Amedeo Verniani, è nata una stella?
Due., del ventunenne contrabbassista Amedeo Verniani, è in perfetto equilibrio tra astrazione, riflessione, avanguardia e tradizione
Un mood bandistico, sornione, un incipit che trae in inganno (e le cose si mettono sempre bene quando chi ascolta di primo acchito resta spiazzato): si apre poi il sipario su un'improvvisazione informale e giocata su dinamiche tra il piano ed il pianissimo, con il violino del bravissimo Emanuele Parrini a fendere un buio da cui balenano lampi tematici affilati.
Così comincia il disco d'esordio del giovanissimo (ventuno anni) Amedeo Verniani, contrabbassista e leader di un quintetto completato da Tony Cattano al trombone, Joseph Nowell al pianoforte e Pierluigi Foschi alla batteria.

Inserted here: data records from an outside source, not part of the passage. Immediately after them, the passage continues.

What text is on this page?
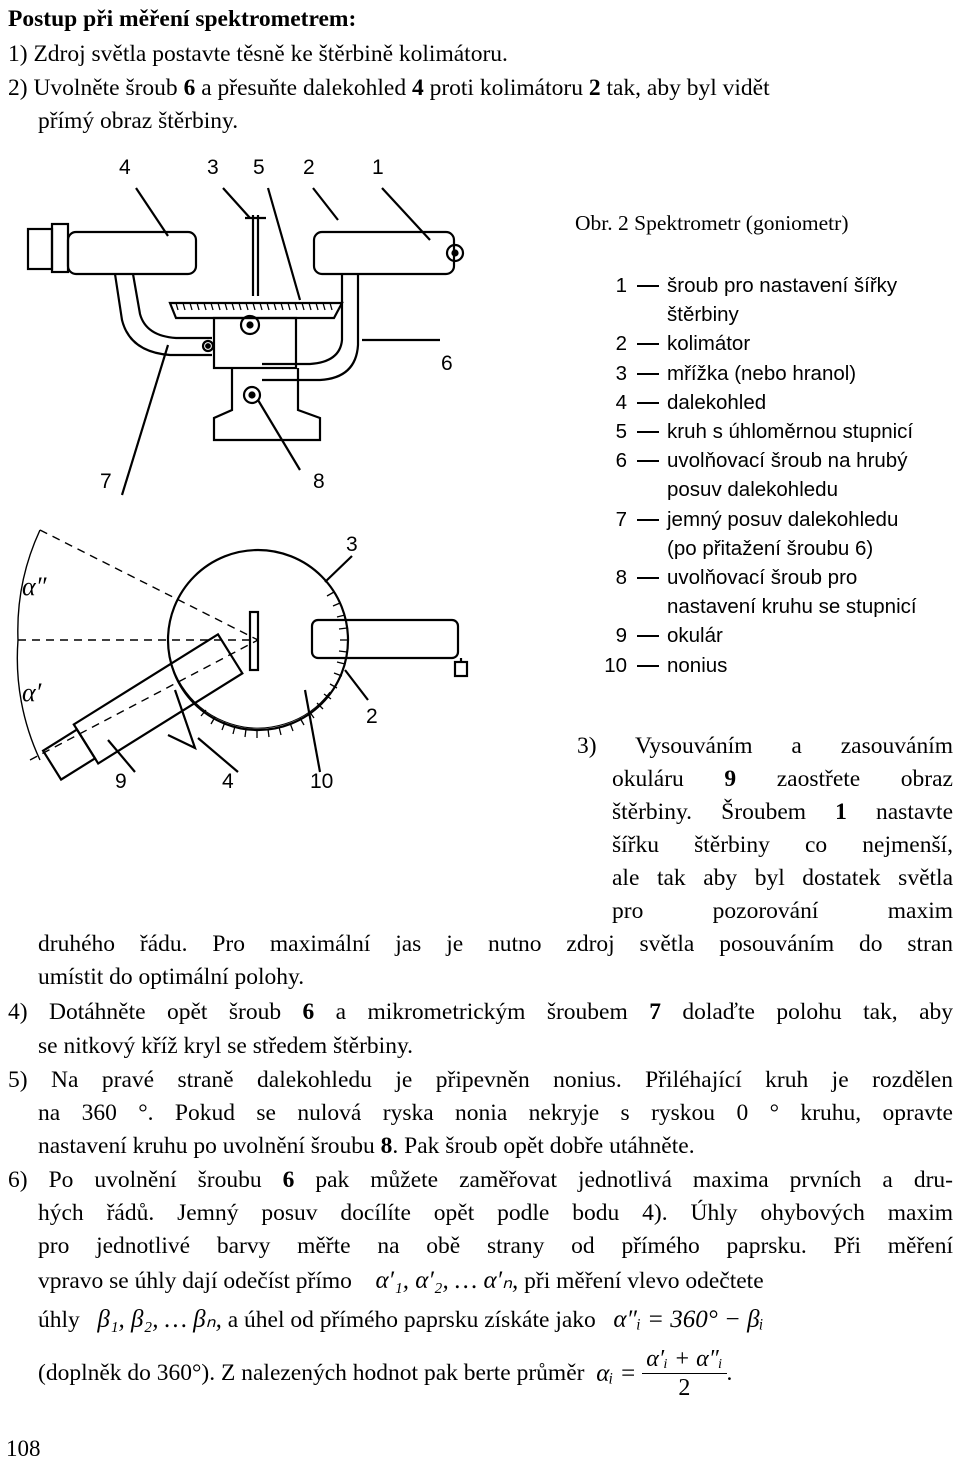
Postup při měření spektrometrem:
1) Zdroj světla postavte těsně ke štěrbině kolimátoru.
2) Uvolněte šroub 6 a přesuňte dalekohled 4 proti kolimátoru 2 tak, aby byl vidět
přímý obraz štěrbiny.
4	3 5 2	1
6
7	8
3
2
9	4	10
α″
α′
Obr. 2 Spektrometr (goniometr)
1 šroub pro nastavení šířky
štěrbiny
2 kolimátor
3 mřížka (nebo hranol)
4 dalekohled
5 kruh s úhloměrnou stupnicí
6 uvolňovací šroub na hrubý
posuv dalekohledu
7 jemný posuv dalekohledu
(po přitažení šroubu 6)
8 uvolňovací šroub pro
nastavení kruhu se stupnicí
9 okulár
10 nonius
3) Vysouváním a zasouváním
okuláru 9 zaostřete obraz
štěrbiny. Šroubem 1 nastavte
šířku štěrbiny co nejmenší,
ale tak aby byl dostatek světla
pro pozorování maxim
druhého řádu. Pro maximální jas je nutno zdroj světla posouváním do stran
umístit do optimální polohy.
4) Dotáhněte opět šroub 6 a mikrometrickým šroubem 7 dolaďte polohu tak, aby
se nitkový kříž kryl se středem štěrbiny.
5) Na pravé straně dalekohledu je připevněn nonius. Přiléhající kruh je rozdělen
na 360 °. Pokud se nulová ryska nonia nekryje s ryskou 0 ° kruhu, opravte
nastavení kruhu po uvolnění šroubu 8. Pak šroub opět dobře utáhněte.
6) Po uvolnění šroubu 6 pak můžete zaměřovat jednotlivá maxima prvních a dru-
hých řádů. Jemný posuv docílíte opět podle bodu 4). Úhly ohybových maxim
pro jednotlivé barvy měřte na obě strany od přímého paprsku. Při měření
vpravo se úhly dají odečíst přímo α′₁, α′₂, … α′ₙ, při měření vlevo odečtete
úhly β₁, β₂, … βₙ, a úhel od přímého paprsku získáte jako α″ᵢ = 360° − βᵢ
(doplněk do 360°). Z nalezených hodnot pak berte průměr αᵢ = $\frac{\text{α′ᵢ + α″ᵢ}}{2}$ .
108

Un disco sorprendente – questo Due. – per la maturità della scrittura del titolare, libera e personale, capace di muoversi con disinvoltura tra ombre mingusiane pervase da una febbre melodica languida e sottile ("Gregor Samsa"), metamorfosi necessarie e inaspettate anche all'interno della stessa composizione. Un vaghissimo blues, un incedere antico, quasi una invocazione ai demoni del silenzio o al duende del flamenco, forme aperte, dentro le quali pensare coreografie più che strutture, con gli strumenti liberi di muoversi negli ampi spazi prendendosi la libertà che vogliono ("Autoritratto parte 1: per Egon Schiele").
John Cage diceva: «Ciò che impariamo non è quello che ci insegnano né ciò che studiamo. Non lo sappiamo, che cosa impariamo».
Ecco, l'inquietudine e il senso di indicibile che animano queste musiche di Verniani sembrano una dimostrazione plastica di questa posizione. Pezzi/luoghi che sono al crocicchio tra composizione istantanea e partitura e dove si avverte costantemente una benvenuta sensazione di rabdomanzia, come un procedere a occhi chiusi utilizzando altri sensi in territori ignoti per trovare una fonte. Dove trovare vene d'acqua che hanno il fascino senza tempo e la classicità altera ed enigmatica di Duke Ellington, ma anche la capacità ricombinatoria della musica creativa (i Very Very Circus di Henry Threadgill?).
Ogni musicista coinvolto si dimostra lievissimo e cruciale: "Lilicka" mette in luce il pianismo pensoso e antiretorico di Nowell per poi far sbocciare un delicato fiore dalle fragranze quasi folk. Tutto resta sottotraccia, suonato in punta di dita (esemplare il lavoro di Cattano al trombone in questo senso, perfetto nel restare sempre un passo indietro), come nel carillon che troviamo una volta aperta la scatola del "Viaggio". "Il dono del disegno" chiude con languori siderali, intonando una preghiera a bocca chiusa a dèi che non si decidono a darci udienza, nascosti e austeri. Sette capitoli per una ipotetico libro da intitolare Storia Illustrata del Grande Nulla.
Un disco, prodotto dalla Fonterossa Records di Silvia Bolognesi, di grande, grande (la ripetizione è voluta) forza narrativa, in perfetto equilibrio tra astrazione, riflessione, avanguardia, tradizione, capace di affermare la propria voce restando sempre sul bordo del silenzio: è nata una stella?